How can you guarantee that your model will make correct predictions when deployed in production? Well, only suckers think that this is possible.

“All models are wrong, but some are useful.” - George Box

That said, there are ways to increase the prediction accuracy of your models. If the data used for training were selected randomly, independently of one another and following the same procedure for generating it, then, it is more likely your model to learn better. Still, for situations that are less likely to happen, your model will probably make errors.
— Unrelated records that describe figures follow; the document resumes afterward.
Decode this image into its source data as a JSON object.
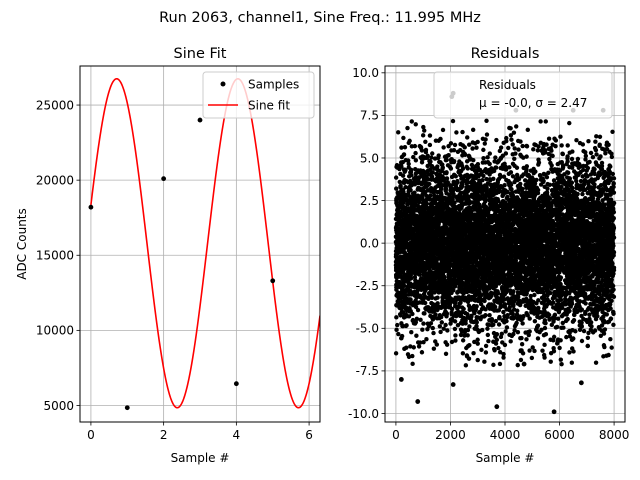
{
  "figure": {
    "suptitle": "Run 2063, channel1, Sine Freq.: 11.995 MHz"
  },
  "colors": {
    "fit": "#ff0000",
    "marker": "#000000",
    "grid": "#b0b0b0",
    "frame": "#000000",
    "legend_border": "#cccccc"
  },
  "chart_data": [
    {
      "type": "line",
      "title": "Sine Fit",
      "xlabel": "Sample #",
      "ylabel": "ADC Counts",
      "xlim": [
        -0.3,
        6.3
      ],
      "ylim": [
        3900,
        27600
      ],
      "xticks": [
        0,
        2,
        4,
        6
      ],
      "yticks": [
        5000,
        10000,
        15000,
        20000,
        25000
      ],
      "grid": true,
      "legend_position": "top-right",
      "series": [
        {
          "name": "Samples",
          "style": "markers",
          "x": [
            0,
            1,
            2,
            3,
            4,
            5
          ],
          "y": [
            18200,
            4850,
            20100,
            24000,
            6450,
            13300
          ]
        },
        {
          "name": "Sine fit",
          "style": "line",
          "model": {
            "offset": 15800,
            "amplitude": 10950,
            "period_samples": 3.3333,
            "phase_rad": 0.2353
          },
          "x_range": [
            0,
            6.3
          ]
        }
      ]
    },
    {
      "type": "scatter",
      "title": "Residuals",
      "xlabel": "Sample #",
      "ylabel": "",
      "xlim": [
        -400,
        8400
      ],
      "ylim": [
        -10.5,
        10.4
      ],
      "xticks": [
        0,
        2000,
        4000,
        6000,
        8000
      ],
      "yticks": [
        -10.0,
        -7.5,
        -5.0,
        -2.5,
        0.0,
        2.5,
        5.0,
        7.5,
        10.0
      ],
      "grid": true,
      "legend_position": "top-right",
      "legend": {
        "line1": "Residuals",
        "line2": "μ = -0.0, σ = 2.47"
      },
      "series": [
        {
          "name": "Residuals",
          "n_points": 8000,
          "mean": -0.0,
          "std": 2.47,
          "notable_points": [
            {
              "x": 2100,
              "y": 8.8
            },
            {
              "x": 2050,
              "y": 8.6
            },
            {
              "x": 3700,
              "y": -9.6
            },
            {
              "x": 5800,
              "y": -9.9
            },
            {
              "x": 800,
              "y": -9.3
            },
            {
              "x": 200,
              "y": -8.0
            },
            {
              "x": 2100,
              "y": -8.3
            },
            {
              "x": 6800,
              "y": -8.2
            },
            {
              "x": 4700,
              "y": -7.1
            },
            {
              "x": 4400,
              "y": 7.8
            },
            {
              "x": 6500,
              "y": 7.8
            },
            {
              "x": 7600,
              "y": 7.8
            }
          ]
        }
      ]
    }
  ]
}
Generally, the larger the data set, the better the predictions you can expect.

# Tools of the trade

We’re going to use a lot of libraries provided by different kind people, but the main ones are NumPy, Pandas and Matplotlib.

## NumPy

NumPy is the fundamental package for scientific computing with Python. It contains among other things:

- a powerful N-dimensional array object
- sophisticated (broadcasting) functions
- tools for integrating C/C++ and Fortran code
- useful linear algebra, Fourier transform, and random number capabilities

Besides its obvious scientific uses, NumPy can also be used as an efficient multi-dimensional container of generic data. Arbitrary data-types can be defined. This allows NumPy to seamlessly and speedily integrate with a wide variety of databases.
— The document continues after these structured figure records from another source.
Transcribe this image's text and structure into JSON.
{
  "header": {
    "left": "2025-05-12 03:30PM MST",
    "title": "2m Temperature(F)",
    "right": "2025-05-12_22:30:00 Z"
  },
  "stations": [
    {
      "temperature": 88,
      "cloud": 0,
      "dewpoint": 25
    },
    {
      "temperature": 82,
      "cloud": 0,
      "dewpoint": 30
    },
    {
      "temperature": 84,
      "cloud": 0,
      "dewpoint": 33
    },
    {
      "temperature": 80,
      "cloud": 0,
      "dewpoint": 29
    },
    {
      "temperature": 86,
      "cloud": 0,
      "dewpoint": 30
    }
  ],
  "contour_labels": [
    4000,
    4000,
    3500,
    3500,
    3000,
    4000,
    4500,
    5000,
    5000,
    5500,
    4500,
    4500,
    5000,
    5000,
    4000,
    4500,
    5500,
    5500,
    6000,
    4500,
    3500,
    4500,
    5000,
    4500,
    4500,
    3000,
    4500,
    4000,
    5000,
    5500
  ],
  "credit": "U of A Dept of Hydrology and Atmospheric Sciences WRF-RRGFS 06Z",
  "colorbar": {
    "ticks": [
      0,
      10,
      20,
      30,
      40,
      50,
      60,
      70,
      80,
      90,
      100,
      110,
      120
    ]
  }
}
Here’s a super simple walkthrough:

```
import numpy as np
a = np.array([1, 2, 3]) # 1D array
type(a)
```

`numpy.ndarray`

`a.shape`

`(3,)`

We’ve created 1 dimensional array with 3 elements. You can get the first element of the array:

`a[0]`

`1`

and change it:

```
a[0] = 5
a
```

`array([5, 2, 3])`

Let’s create a 2D array

```
b = np.array([[1, 2, 3], [4, 5, 6], [7, 8, 9]]) # 2D array
b.shape
```

`(3, 3)`

We have 3x3 matrix. Let’s select only the first 2 rows:

`b[0:2]`

```
array([[1, 2, 3],
[4, 5, 6]])
```

## Pandas

pandas is an open source, BSD-licensed library providing high-performance, easy-to-use data structures and data analysis tools for the Python programming language.
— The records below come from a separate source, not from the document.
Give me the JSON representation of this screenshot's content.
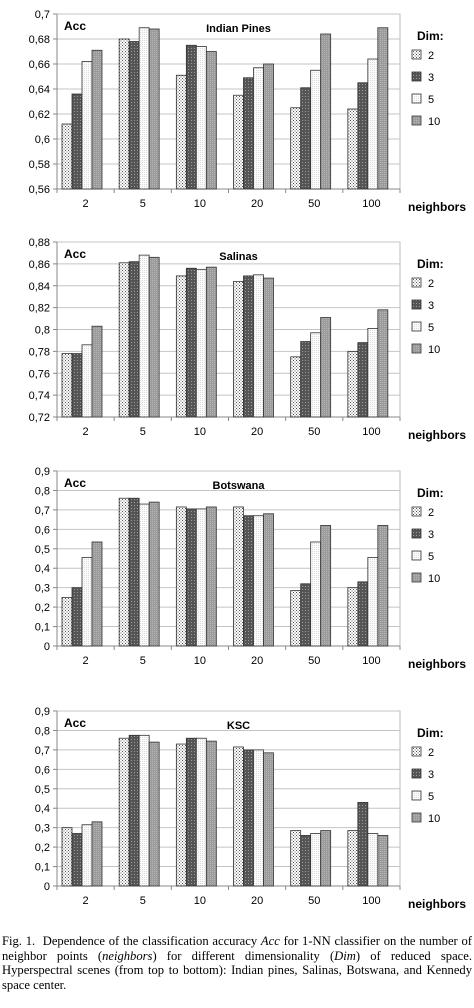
{
  "legend_title": "Dim:",
  "acc_label": "Acc",
  "x_axis_label": "neighbors",
  "series_colors": [
    "#e4e4e4",
    "#6e6e6e",
    "#f7f7f7",
    "#a8a8a8"
  ],
  "chart_data": [
    {
      "type": "bar",
      "title": "Indian Pines",
      "ylabel": "Acc",
      "xlabel": "neighbors",
      "categories": [
        "2",
        "5",
        "10",
        "20",
        "50",
        "100"
      ],
      "ylim": [
        0.56,
        0.7
      ],
      "yticks": [
        "0,56",
        "0,58",
        "0,6",
        "0,62",
        "0,64",
        "0,66",
        "0,68",
        "0,7"
      ],
      "legend_position": "right",
      "grid": true,
      "series": [
        {
          "name": "2",
          "values": [
            0.612,
            0.68,
            0.651,
            0.635,
            0.625,
            0.624
          ]
        },
        {
          "name": "3",
          "values": [
            0.636,
            0.678,
            0.675,
            0.649,
            0.641,
            0.645
          ]
        },
        {
          "name": "5",
          "values": [
            0.662,
            0.689,
            0.674,
            0.657,
            0.655,
            0.664
          ]
        },
        {
          "name": "10",
          "values": [
            0.671,
            0.688,
            0.67,
            0.66,
            0.684,
            0.689
          ]
        }
      ]
    },
    {
      "type": "bar",
      "title": "Salinas",
      "ylabel": "Acc",
      "xlabel": "neighbors",
      "categories": [
        "2",
        "5",
        "10",
        "20",
        "50",
        "100"
      ],
      "ylim": [
        0.72,
        0.88
      ],
      "yticks": [
        "0,72",
        "0,74",
        "0,76",
        "0,78",
        "0,8",
        "0,82",
        "0,84",
        "0,86",
        "0,88"
      ],
      "legend_position": "right",
      "grid": true,
      "series": [
        {
          "name": "2",
          "values": [
            0.778,
            0.861,
            0.849,
            0.844,
            0.775,
            0.78
          ]
        },
        {
          "name": "3",
          "values": [
            0.778,
            0.862,
            0.856,
            0.849,
            0.789,
            0.788
          ]
        },
        {
          "name": "5",
          "values": [
            0.786,
            0.868,
            0.855,
            0.85,
            0.797,
            0.801
          ]
        },
        {
          "name": "10",
          "values": [
            0.803,
            0.866,
            0.857,
            0.847,
            0.811,
            0.818
          ]
        }
      ]
    },
    {
      "type": "bar",
      "title": "Botswana",
      "ylabel": "Acc",
      "xlabel": "neighbors",
      "categories": [
        "2",
        "5",
        "10",
        "20",
        "50",
        "100"
      ],
      "ylim": [
        0,
        0.9
      ],
      "yticks": [
        "0",
        "0,1",
        "0,2",
        "0,3",
        "0,4",
        "0,5",
        "0,6",
        "0,7",
        "0,8",
        "0,9"
      ],
      "legend_position": "right",
      "grid": true,
      "series": [
        {
          "name": "2",
          "values": [
            0.25,
            0.76,
            0.715,
            0.715,
            0.285,
            0.3
          ]
        },
        {
          "name": "3",
          "values": [
            0.3,
            0.76,
            0.705,
            0.67,
            0.32,
            0.33
          ]
        },
        {
          "name": "5",
          "values": [
            0.455,
            0.73,
            0.705,
            0.67,
            0.535,
            0.455
          ]
        },
        {
          "name": "10",
          "values": [
            0.535,
            0.74,
            0.715,
            0.68,
            0.62,
            0.62
          ]
        }
      ]
    },
    {
      "type": "bar",
      "title": "KSC",
      "ylabel": "Acc",
      "xlabel": "neighbors",
      "categories": [
        "2",
        "5",
        "10",
        "20",
        "50",
        "100"
      ],
      "ylim": [
        0,
        0.9
      ],
      "yticks": [
        "0",
        "0,1",
        "0,2",
        "0,3",
        "0,4",
        "0,5",
        "0,6",
        "0,7",
        "0,8",
        "0,9"
      ],
      "legend_position": "right",
      "grid": true,
      "series": [
        {
          "name": "2",
          "values": [
            0.3,
            0.76,
            0.73,
            0.715,
            0.285,
            0.285
          ]
        },
        {
          "name": "3",
          "values": [
            0.27,
            0.775,
            0.76,
            0.7,
            0.26,
            0.43
          ]
        },
        {
          "name": "5",
          "values": [
            0.315,
            0.775,
            0.76,
            0.7,
            0.27,
            0.27
          ]
        },
        {
          "name": "10",
          "values": [
            0.33,
            0.74,
            0.745,
            0.685,
            0.285,
            0.26
          ]
        }
      ]
    }
  ],
  "caption": {
    "fig_label": "Fig. 1.",
    "part1": "Dependence of the classification accuracy ",
    "acc_word": "Acc",
    "part2": " for 1-NN classifier on the number of neighbor points (",
    "neighbors_word": "neighbors",
    "part3": ") for different dimensionality (",
    "dim_word": "Dim",
    "part4": ") of reduced space. Hyperspectral scenes (from top to bottom): Indian pines, Salinas, Botswana, and Kennedy space center."
  }
}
We’re going to use pandas as a holder for our datasets. The primary entity we’ll be working with is the `DataFrame`

. We’ll also do some transformations/preprocessing and visualizations.

Let’s start by creating a `DataFrame`

:

```
import pandas as pd
df = pd.DataFrame(dict(
customers=["Jill", "Jane", "Hanna"],
payments=[120, 180, 90]
))
df
```

customers | payments |
---|---|

Jill | 120 |

Jane | 180 |

Hanna | 90 |

You can check the size of the data frame:

`df.shape`

`(3, 2)`

We have 3 rows and 2 columns. You can use head() to render a preview of the first five rows:

`df.head()`

customers | payments |
---|---|

Jill | 120 |

Jane | 180 |

Hanna | 90 |

Let’s check for missing values:

`df.isnull()`

customers | payments |
---|---|

False | False |

False | False |

False | False |

You can apply functions such as [sum(https://pandas.pydata.org/pandas-docs/stable/reference/api/pandas.DataFrame.sum.html)] to columns like `payments`

:

`df.payments.sum()`

`390`

You can even show some charts using plot():

```
df.plot(
kind='bar',
x='customers',
y='payments',
title='Payments done by customer'
);
```

## Matplotlib

Matplotlib is a Python 2D plotting library which produces publication quality figures in a variety of hardcopy formats and interactive environments across platforms.

Here is a quick sample of it:

```
import matplotlib.pyplot as plt
x = np.arange(0, 3 * np.pi, 0.1)
y = np.sin(x)
plt.plot(x, y);
```

# Ready to start?

Welcome to the amazing world of Machine Learning. Let’s get this party started!